Thinly sliced: World’s largest cocoa certifier approved ingredients from farms that employed children, report finds

This is the web version of a list we publish twice-weekly in our newsletter. It comprises the most noteworthy food stories of the moment, selected by our editors. Get it first here.

Fire, fire. The pair of fires ravaging California showed no sign of abating on Tuesday morning. Up north, the massive Kincade fire in Sonoma County wine country has destroyed 123 structures, including 57 homes, since starting a week ago, the Los Angeles Times reports. Multiple wineries have closed, some of them permanently. At the same time, in Los Angeles, firefighters are still struggling to contain the blaze along the 405 Freeway, near the Getty Center. With some of the strongest winds of the season expected to hit California this week, residents who fled their homes are bracing for more fear and uncertainty, while millions of others face prolonged power outages. “We’re nowhere near done with this,” Thom Porter, chief of the California Department of Forestry and Fire Protection, told the Times. “We need widespread, statewide rain before this is over.”

Scarily deceptive. Just in time for Halloween, a Washington Post investigation found that the top international entity regulating certified cocoa has “alarming” problems with its compliance reviews. Utz, a Dutch organization that audits more than two-thirds of the world’s certified cocoa, approved product from West African farms that employed children, often in dangerous conditions, and contributed to deforestation—a clear violation of its mandate.

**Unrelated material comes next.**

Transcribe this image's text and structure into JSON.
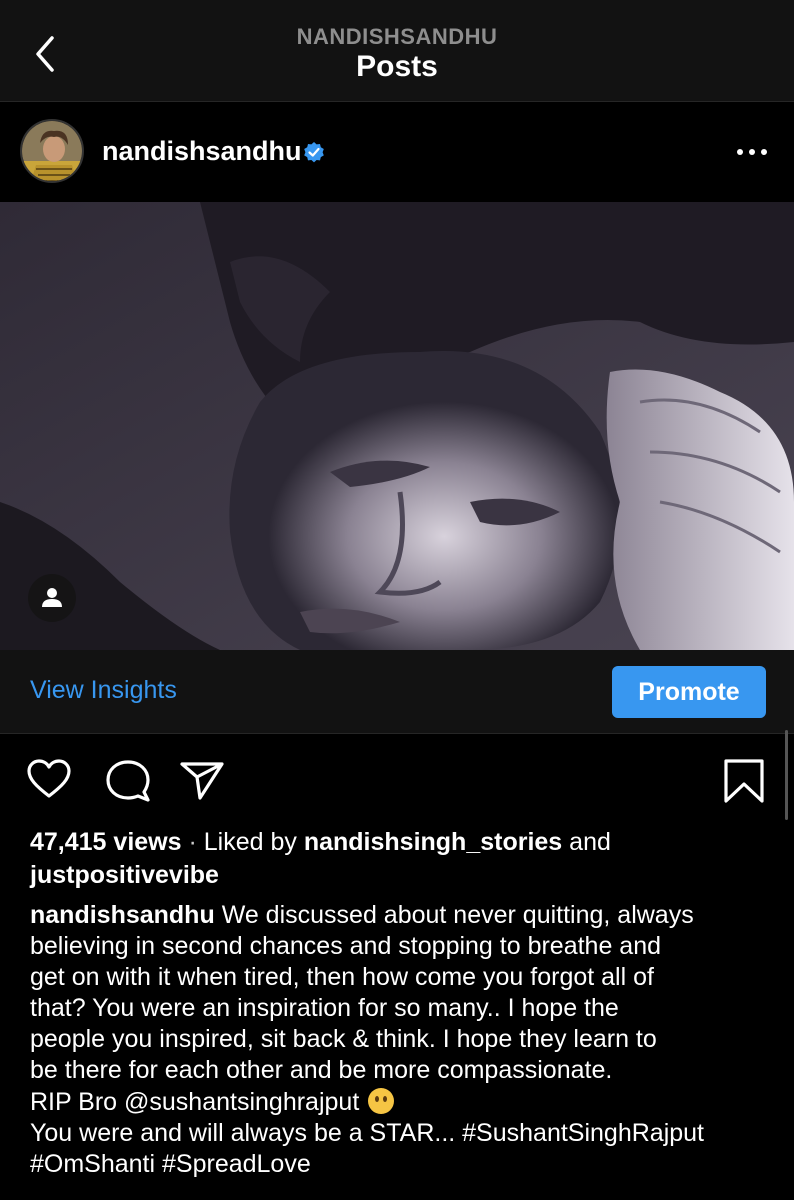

The findings reflect poorly on candy companies like Hershey, Nestlé, and Mars, who, according to the Post, have used certification to beat back accusations of supply chain abuses. “You now have to ask, ‘what is the point of “certification” of cocoa?’” said Etelle Higonnet, senior campaign director for Mighty Earth, an environmental group trying to stop deforestation. “They’re trashing the forests, and they don’t pay farmers a living income.”

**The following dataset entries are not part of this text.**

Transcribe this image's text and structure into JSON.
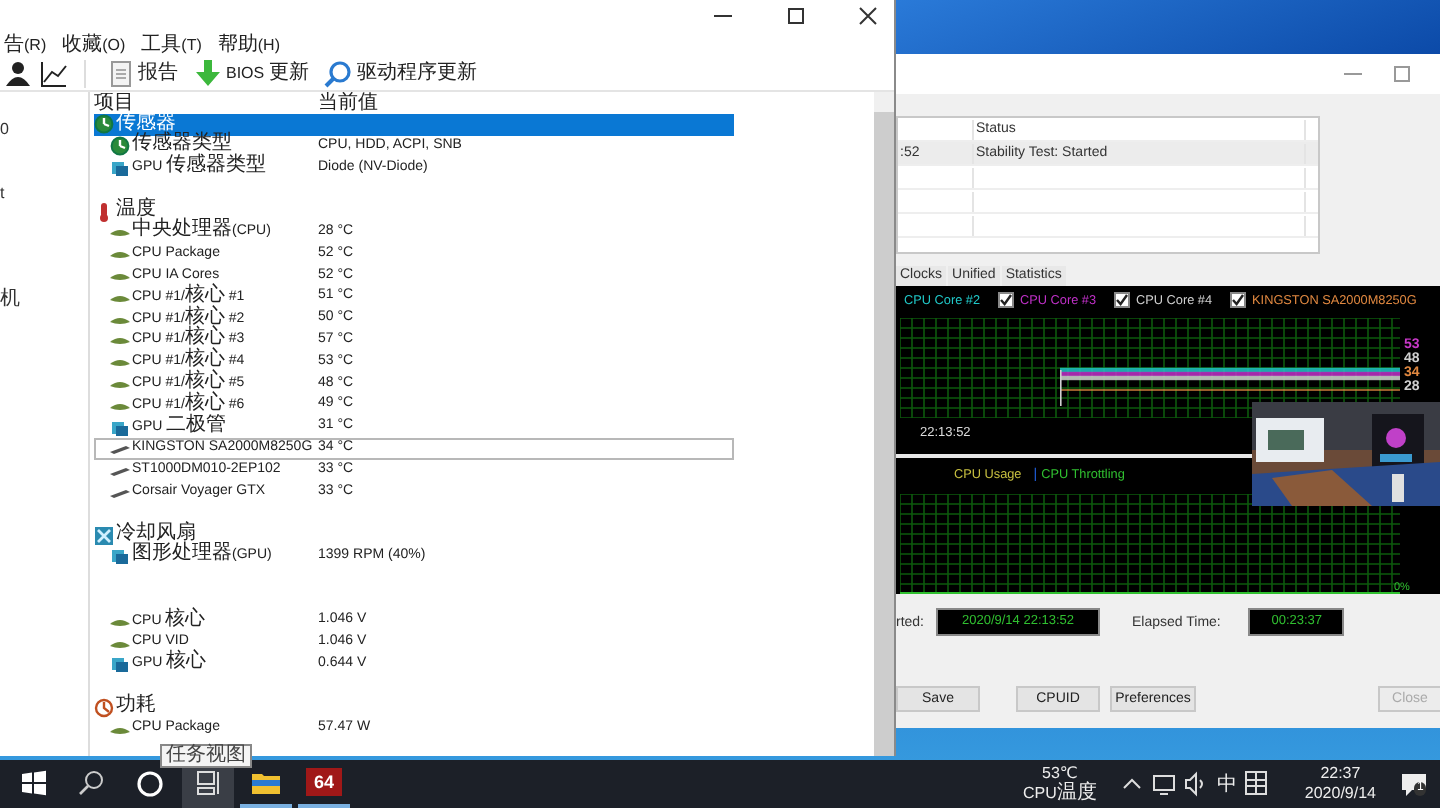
{
  "aida": {
    "menu": [
      "告(R)",
      "收藏(O)",
      "工具(T)",
      "帮助(H)"
    ],
    "toolbar": [
      {
        "kind": "person"
      },
      {
        "kind": "chart"
      },
      {
        "kind": "report",
        "label": "报告"
      },
      {
        "kind": "bios",
        "label": "BIOS 更新"
      },
      {
        "kind": "driver",
        "label": "驱动程序更新"
      }
    ],
    "tree": [
      "0",
      "t",
      "机"
    ],
    "columns": [
      "项目",
      "当前值"
    ],
    "groups": [
      {
        "label": "传感器",
        "kind": "sensor",
        "selected": true,
        "items": [
          {
            "label": "传感器类型",
            "value": "CPU, HDD, ACPI, SNB",
            "kind": "sensor",
            "selected": false,
            "focused": false
          },
          {
            "label": "GPU 传感器类型",
            "value": "Diode  (NV-Diode)",
            "kind": "gpu",
            "selected": false,
            "focused": false
          }
        ]
      },
      {
        "label": "温度",
        "kind": "temp",
        "selected": false,
        "items": [
          {
            "label": "中央处理器(CPU)",
            "value": "28 °C",
            "kind": "chip",
            "selected": false,
            "focused": false
          },
          {
            "label": "CPU Package",
            "value": "52 °C",
            "kind": "chip",
            "selected": false,
            "focused": false
          },
          {
            "label": "CPU IA Cores",
            "value": "52 °C",
            "kind": "chip",
            "selected": false,
            "focused": false
          },
          {
            "label": "CPU #1/核心 #1",
            "value": "51 °C",
            "kind": "chip",
            "selected": false,
            "focused": false
          },
          {
            "label": "CPU #1/核心 #2",
            "value": "50 °C",
            "kind": "chip",
            "selected": false,
            "focused": false
          },
          {
            "label": "CPU #1/核心 #3",
            "value": "57 °C",
            "kind": "chip",
            "selected": false,
            "focused": false
          },
          {
            "label": "CPU #1/核心 #4",
            "value": "53 °C",
            "kind": "chip",
            "selected": false,
            "focused": false
          },
          {
            "label": "CPU #1/核心 #5",
            "value": "48 °C",
            "kind": "chip",
            "selected": false,
            "focused": false
          },
          {
            "label": "CPU #1/核心 #6",
            "value": "49 °C",
            "kind": "chip",
            "selected": false,
            "focused": false
          },
          {
            "label": "GPU 二极管",
            "value": "31 °C",
            "kind": "gpu",
            "selected": false,
            "focused": false
          },
          {
            "label": "KINGSTON SA2000M8250G",
            "value": "34 °C",
            "kind": "disk",
            "selected": false,
            "focused": true
          },
          {
            "label": "ST1000DM010-2EP102",
            "value": "33 °C",
            "kind": "disk",
            "selected": false,
            "focused": false
          },
          {
            "label": "Corsair Voyager GTX",
            "value": "33 °C",
            "kind": "disk",
            "selected": false,
            "focused": false
          }
        ]
      },
      {
        "label": "冷却风扇",
        "kind": "fan",
        "selected": false,
        "items": [
          {
            "label": "图形处理器(GPU)",
            "value": "1399 RPM  (40%)",
            "kind": "gpu",
            "selected": false,
            "focused": false
          }
        ]
      },
      {
        "items": [
          {
            "label": "CPU 核心",
            "value": "1.046 V",
            "kind": "chip",
            "selected": false,
            "focused": false
          },
          {
            "label": "CPU VID",
            "value": "1.046 V",
            "kind": "chip",
            "selected": false,
            "focused": false
          },
          {
            "label": "GPU 核心",
            "value": "0.644 V",
            "kind": "gpu",
            "selected": false,
            "focused": false
          }
        ]
      },
      {
        "label": "功耗",
        "kind": "power",
        "selected": false,
        "items": [
          {
            "label": "CPU Package",
            "value": "57.47 W",
            "kind": "chip",
            "selected": false,
            "focused": false
          }
        ]
      }
    ]
  },
  "stability": {
    "log": {
      "headers": [
        "Status"
      ],
      "rows": [
        {
          "cells": [
            ":52",
            "Stability Test: Started"
          ],
          "selected": true
        }
      ]
    },
    "tabs": [
      {
        "label": "Clocks",
        "selected": false
      },
      {
        "label": "Unified",
        "selected": false
      },
      {
        "label": "Statistics",
        "selected": false
      }
    ],
    "legend": [
      {
        "kind": "label",
        "label": "CPU Core #2",
        "color": "#20c8c8"
      },
      {
        "kind": "check",
        "label": "CPU Core #3",
        "color": "#c030c8",
        "checked": true
      },
      {
        "kind": "check",
        "label": "CPU Core #4",
        "color": "#d0d0d0",
        "checked": true
      },
      {
        "kind": "check",
        "label": "KINGSTON SA2000M8250G",
        "color": "#e08840",
        "checked": true
      }
    ],
    "readings": [
      {
        "text": "53",
        "color": "#c838c8"
      },
      {
        "text": "48",
        "color": "#d0d0d0"
      },
      {
        "text": "34",
        "color": "#e08840"
      },
      {
        "text": "28",
        "color": "#d0d0d0"
      }
    ],
    "time": "22:13:52",
    "lower_legend": [
      {
        "label": "CPU Usage",
        "color": "#c8c040"
      },
      {
        "label": "CPU Throttling",
        "color": "#30c030"
      }
    ],
    "lower_separator": "|",
    "lower_reading": "0%",
    "started_label": "rted:",
    "started": "2020/9/14 22:13:52",
    "elapsed_label": "Elapsed Time:",
    "elapsed": "00:23:37",
    "buttons": [
      {
        "label": "Save",
        "disabled": false
      },
      {
        "label": "CPUID",
        "disabled": false
      },
      {
        "label": "Preferences",
        "disabled": false
      },
      {
        "label": "Close",
        "disabled": true
      }
    ]
  },
  "taskbar": {
    "apps": [
      {
        "kind": "start"
      },
      {
        "kind": "search"
      },
      {
        "kind": "cortana"
      },
      {
        "kind": "taskview",
        "hovered": true
      },
      {
        "kind": "explorer",
        "hovered": false
      },
      {
        "kind": "aida",
        "label": "64",
        "hovered": false
      }
    ],
    "tooltip": "任务视图",
    "temp": "53℃",
    "temp_label": "CPU温度",
    "tray": [
      {
        "kind": "caret"
      },
      {
        "kind": "network"
      },
      {
        "kind": "volume"
      },
      {
        "kind": "ime",
        "label": "中"
      },
      {
        "kind": "grid"
      }
    ],
    "time": "22:37",
    "date": "2020/9/14",
    "notifications": "1"
  }
}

Pivot to sauce pans. The marketing minds that helped define a number of memorable brands—including Everlane, Sweetgreen, Harry’s Razors, and even the CBD seltzer Recess—have burned out, Buzzfeed News reports. Their solution to that empty feeling? Design products to sell to other people who also feel beaten down, people who might easily be convinced that some nice new cookware accompanied by a culinary advice service might ease their profound sense of exhaustion. Perhaps the most demoralizing takeaway from the story: The vice president of the trend-forecasting firm that predicted the rise of wellness culture told writer Anne Helen Peterson that “burnout is the green juice of 2019.” Get ready for a wave of corporate-speak engineered to cater to your sense of malaise.

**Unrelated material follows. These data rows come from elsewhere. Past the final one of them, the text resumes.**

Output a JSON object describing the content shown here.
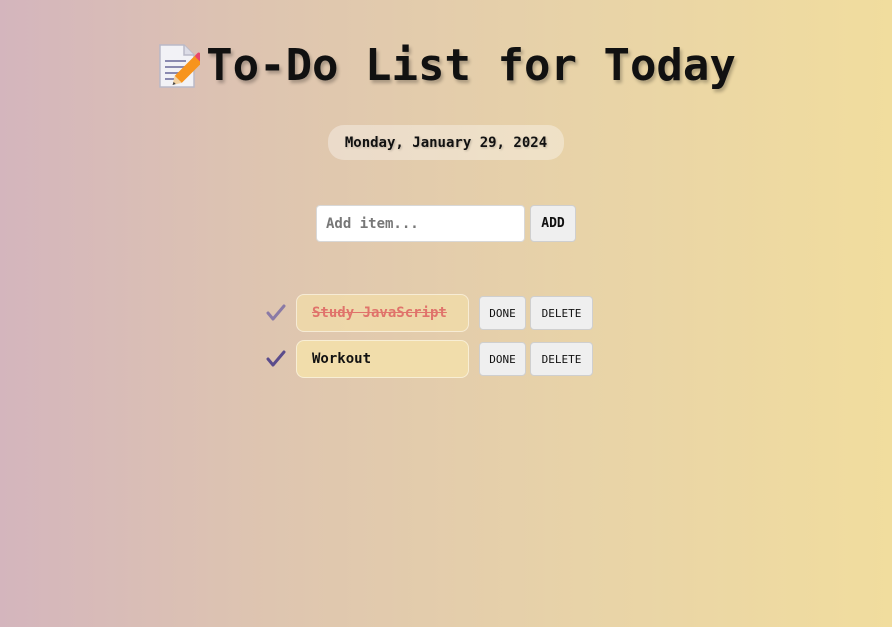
{
  "header": {
    "title": "To-Do List for Today",
    "icon": "memo-icon"
  },
  "date_text": "Monday, January 29, 2024",
  "add_form": {
    "placeholder": "Add item...",
    "value": "",
    "button_label": "ADD"
  },
  "todos": [
    {
      "text": "Study JavaScript",
      "completed": true,
      "check_icon": "checkmark-icon",
      "done_label": "DONE",
      "delete_label": "DELETE"
    },
    {
      "text": "Workout",
      "completed": false,
      "check_icon": "checkmark-icon",
      "done_label": "DONE",
      "delete_label": "DELETE"
    }
  ],
  "colors": {
    "background_start": "#d4b5bd",
    "background_end": "#f1dd9e",
    "completed_text": "#e0736b",
    "check_faded": "#8a7aa6",
    "check_strong": "#5b4c8c"
  }
}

Wake and bacon. America has more bacon in cold storage than ever—40.7 million pounds of it, to be exact. This embarrassment of riches can be explained by two factors, Bloomberg reports. For one, demand for bacon, which comes from pork belly, is largely domestic, while other pork products like ham have more of a market abroad. For another, American farmers are producing more hog carcasses than ever before, hoping to supply the needs of China, which has seen millions of its pigs killed by African swine fever. The disease hasn’t reached U.S. soil yet (*knocks on wood*) but in the meantime, researchers are racing around the clock to develop a vaccine.